HostI don't know, it still feels a bit like a cheat code. If you can just take a pill and get to the mountain top, doesn't that make the hard work of faith feel a bit pointless?

GuestThat's exactly what some of the critics say. There's a real tension there. Some religious thinkers worry that if you can turn a religious feeling on and off with a molecule, it might make the whole thing feel like a trick of the brain. But the clergy who took part didn't see it that way. To them, it wasn't a shortcut that replaced their work. It was more like a fire that jumped from the pages of a book into their actual hearts. They came back from the experience and said they were better at their jobs. They felt more love for their people and more patience during their services. One priest said it made his old prayers feel brand new again. So for them, the pill wasn't the point. The point was how it changed how they lived once the drug wore off.

HostWhat about the fallout from their own churches? I can't imagine every bishop or board of directors was happy to hear their leader was tripping in a lab to find the truth.

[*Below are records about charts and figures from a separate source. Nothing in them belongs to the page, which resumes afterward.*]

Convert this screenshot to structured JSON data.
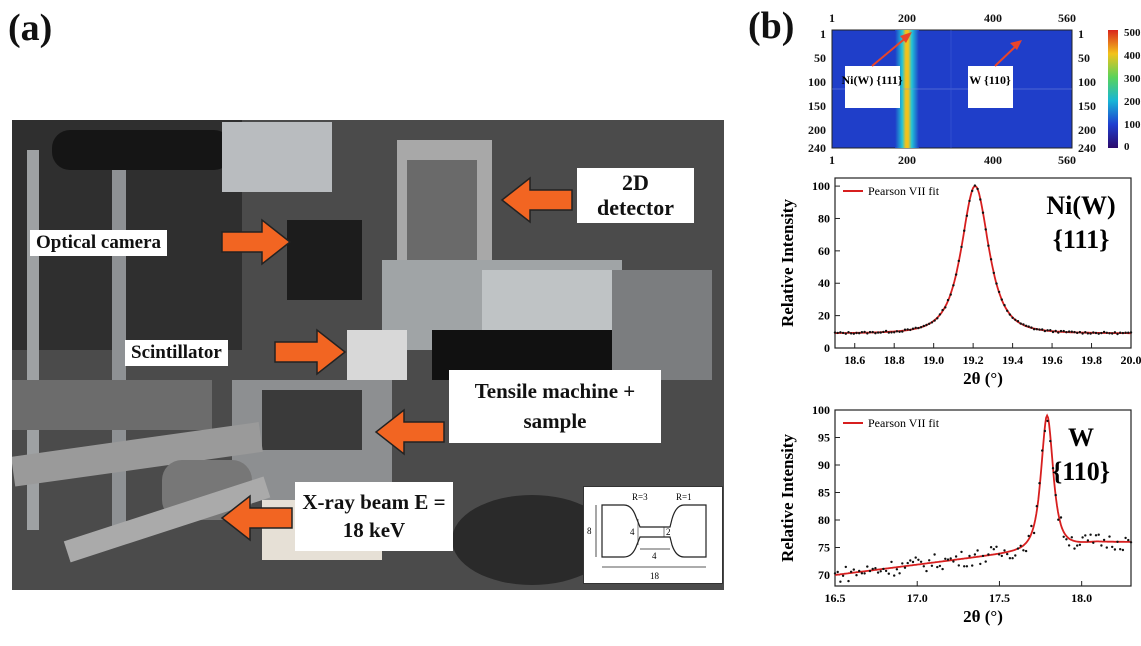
{
  "panel_a": {
    "label": "(a)",
    "callouts": {
      "detector": "2D detector",
      "camera": "Optical camera",
      "scintillator": "Scintillator",
      "tensile": "Tensile machine + sample",
      "xray": "X-ray beam E = 18 keV"
    },
    "inset": {
      "r3": "R=3",
      "r1": "R=1",
      "d8": "8",
      "d4a": "4",
      "d2": "2",
      "d4b": "4",
      "d18": "18"
    },
    "colors": {
      "arrow": "#f26522",
      "arrow_edge": "#222222"
    }
  },
  "panel_b": {
    "label": "(b)",
    "detector_image": {
      "top_ticks": [
        "1",
        "200",
        "400",
        "560"
      ],
      "bottom_ticks": [
        "1",
        "200",
        "400",
        "560"
      ],
      "left_ticks": [
        "1",
        "50",
        "100",
        "150",
        "200",
        "240"
      ],
      "right_ticks": [
        "1",
        "50",
        "100",
        "150",
        "200",
        "240"
      ],
      "annot_ni": "Ni(W) {111}",
      "annot_w": "W {110}",
      "colorbar_ticks": [
        "500",
        "400",
        "300",
        "200",
        "100",
        "0"
      ]
    }
  },
  "chart_data": [
    {
      "type": "scatter",
      "title": "Ni(W) {111}",
      "legend": "Pearson VII fit",
      "legend_position": "top-left",
      "xlabel": "2θ (°)",
      "ylabel": "Relative Intensity",
      "xlim": [
        18.5,
        20.0
      ],
      "ylim": [
        0,
        105
      ],
      "x_ticks": [
        "18.6",
        "18.8",
        "19.0",
        "19.2",
        "19.4",
        "19.6",
        "19.8",
        "20.0"
      ],
      "y_ticks": [
        "0",
        "20",
        "40",
        "60",
        "80",
        "100"
      ],
      "fit": {
        "center": 19.21,
        "height": 100,
        "baseline": 9,
        "hwhm": 0.085
      }
    },
    {
      "type": "scatter",
      "title": "W {110}",
      "legend": "Pearson VII fit",
      "legend_position": "top-left",
      "xlabel": "2θ (°)",
      "ylabel": "Relative Intensity",
      "xlim": [
        16.5,
        18.3
      ],
      "ylim": [
        68,
        100
      ],
      "x_ticks": [
        "16.5",
        "17.0",
        "17.5",
        "18.0"
      ],
      "y_ticks": [
        "70",
        "75",
        "80",
        "85",
        "90",
        "95",
        "100"
      ],
      "fit": {
        "center": 17.79,
        "height": 99,
        "baseline_start": 70,
        "baseline_end": 76,
        "hwhm": 0.045
      }
    }
  ]
}
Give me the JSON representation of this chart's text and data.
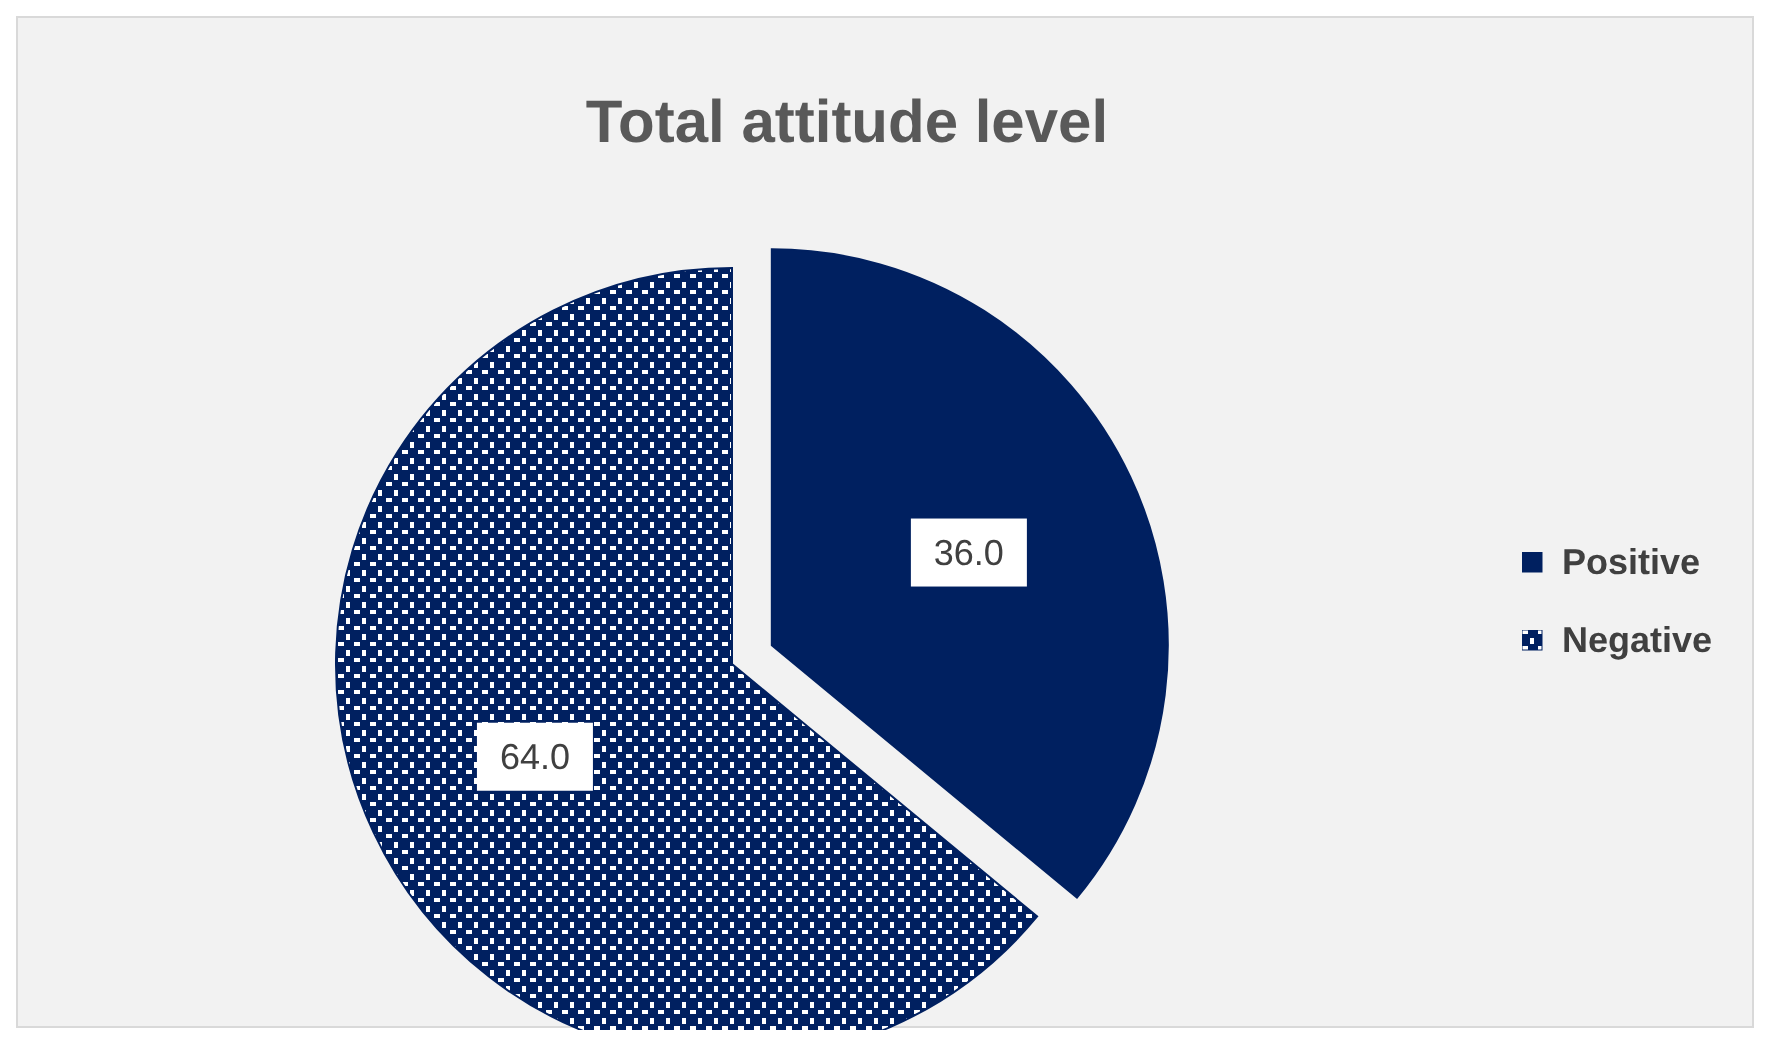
{
  "chart_data": {
    "type": "pie",
    "title": "Total attitude level",
    "categories": [
      "Positive",
      "Negative"
    ],
    "values": [
      36,
      64
    ],
    "value_labels": [
      "36.0",
      "64.0"
    ],
    "colors": [
      "#002060",
      "#002060"
    ],
    "legend": "right"
  }
}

GuestYou're right, there was a lot of worry. Many of the people in the study had to stay quiet or be very careful about who they told. They were worried they would be seen as drug users instead of seekers. But the interesting thing is that the experience often made them feel more tied to their specific path, not less. They didn't come out saying, oh, I don't need the church anymore. Instead, they felt that the stories and symbols of their faith finally made sense on a gut level. It gave them a kind of confidence. But there's a real risk. If everyone starts looking for these big, flashy feelings, the quiet, daily work of a religious life might start to look boring by comparison. It's the difference between a lightning strike and the slow growth of a tree.

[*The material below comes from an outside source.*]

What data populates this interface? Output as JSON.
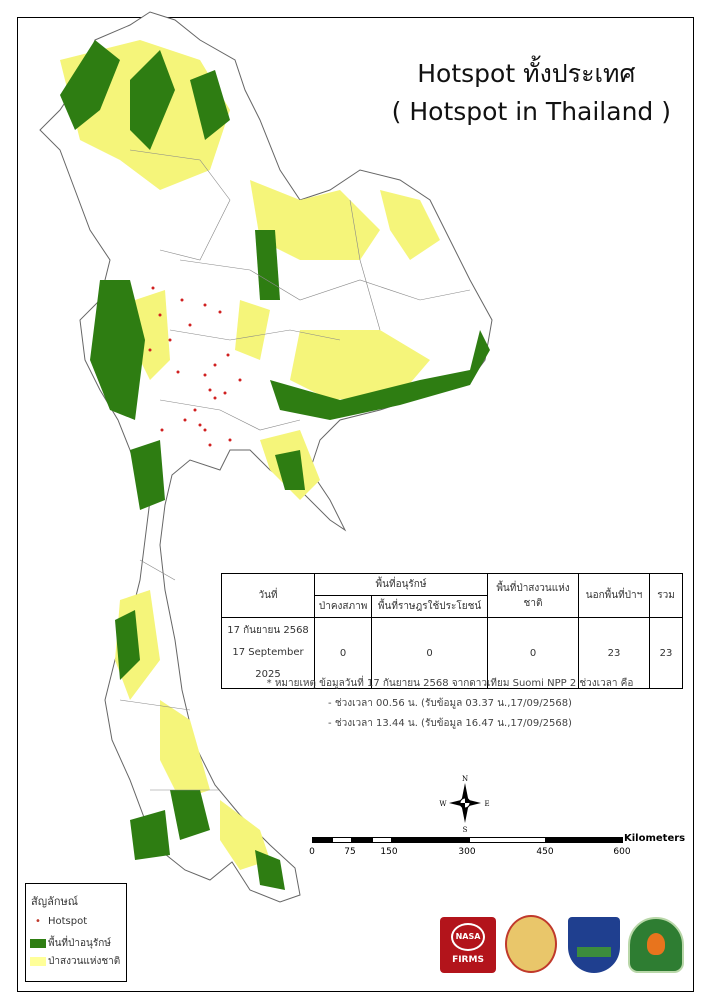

HostI guess I'm still struggling with the idea that it's all just a brain glitch. If I can give you a chemical and make you feel like you've met the creator of the world, isn't that proof that the feeling is just a mistake our nerves are making?

GuestThat's the big question we're still chasing. Is the drug a lens that lets us see something that's always there, or is it just a smudge on the glass? Scientists can see the brain changing, sure. They see parts of the brain talking to each other that usually never meet. But that doesn't tell us if the feeling of love or oneness is fake. If you feel a deep sense of peace while looking at a sunset, we can track the light hitting your eyes and the nerves firing, but that doesn't mean the beauty of the sunset isn't real. The clergy in these tests felt that the drug didn't create the sacredness, it just pulled back a curtain that's usually closed. They say it was the most honest moment of their lives.

HostThese leaders went into a room with a pill and came out feeling like they had finally walked through the doors they had been standing in front of for years. The mushroom didn't give them a new book to read, but it seems to have turned the lights on so they could finally see the words.

GuestThe most striking thing is that even years later, those priests and rabbis still say that afternoon on a lab couch was the moment they truly understood what it meant to love their neighbor.

HostThe pill was just a temporary key, but the world they saw behind that locked door stayed with them long after they left the lab.